I will start by saying I have to see what you are seing to determine if it is or is not a violation. However, you can do a really good hesitation move without moving your hand under the ball. Essentially, it is an optical illusion where you are cushioning the rise of the ball and making it appear to stop when it really cannot without you either gripping it from above or putting your hand under it (as you point out). It is similar to the illusion of hang time, which is also a physcial impossibility. People contort their bodies in such a way as to appear to hang in the air, but we know they rise and fall acoording to laws of gravity.
As for the spin move, it always starts with the dribbling hand (say the right for this case) pushing in a reverse direction with a simultaneous reverse pivot. I teach this move, and when done properly, there is absolutely no carry involved. The players that carry the most are those who don't get the good push with the right hand and change to the left hand behind the body. The left hand almost always carries the ball forward in this case, because the left hand is not properly postioned for the forward push and the body is already.

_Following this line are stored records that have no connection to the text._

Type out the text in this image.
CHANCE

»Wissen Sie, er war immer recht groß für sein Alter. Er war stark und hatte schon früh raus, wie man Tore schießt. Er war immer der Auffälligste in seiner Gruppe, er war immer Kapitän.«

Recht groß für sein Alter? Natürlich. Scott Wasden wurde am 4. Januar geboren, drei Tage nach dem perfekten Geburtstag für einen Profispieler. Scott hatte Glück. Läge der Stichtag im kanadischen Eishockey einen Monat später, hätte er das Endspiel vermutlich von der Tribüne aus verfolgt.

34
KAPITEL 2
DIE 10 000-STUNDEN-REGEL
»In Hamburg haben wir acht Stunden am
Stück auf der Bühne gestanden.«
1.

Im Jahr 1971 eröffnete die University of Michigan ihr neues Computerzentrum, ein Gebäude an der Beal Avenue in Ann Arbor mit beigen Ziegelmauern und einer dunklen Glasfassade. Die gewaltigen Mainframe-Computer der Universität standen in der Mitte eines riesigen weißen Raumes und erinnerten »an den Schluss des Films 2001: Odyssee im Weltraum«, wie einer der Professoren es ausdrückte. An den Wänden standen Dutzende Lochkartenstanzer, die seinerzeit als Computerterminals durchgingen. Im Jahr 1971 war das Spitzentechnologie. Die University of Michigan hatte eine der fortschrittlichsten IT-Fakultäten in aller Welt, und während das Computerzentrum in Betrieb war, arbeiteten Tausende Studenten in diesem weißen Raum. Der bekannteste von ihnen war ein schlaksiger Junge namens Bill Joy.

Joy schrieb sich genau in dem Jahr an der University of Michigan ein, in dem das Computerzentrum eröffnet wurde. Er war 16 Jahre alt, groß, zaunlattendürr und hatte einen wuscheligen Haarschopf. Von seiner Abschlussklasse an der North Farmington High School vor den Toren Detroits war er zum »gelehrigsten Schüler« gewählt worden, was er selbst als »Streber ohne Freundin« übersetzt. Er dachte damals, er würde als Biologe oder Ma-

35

As for the length of the movement, I teach my players to send the ball about 10-15 feet on what looks like a bounce pass initially to overemphasize the amount of movement you can legally get out of the initial reverse push by the right hand and to show the direction of ball movement I expect (about 45 degrees left and forward). Obviously they can't continue their dribble, but that isn't the point of this demonstration

But it makes the point that you can redirect the ball to the other side of your body and forward with one good (and legal) push of the ball. 4-8 feet is what I would want out of the move so that the player doesn't stop during the spin move. This amount of movement should be a dribble, not a carry of the ball. If they keep the ball in the air for the 4-8 feet, it would be a carry.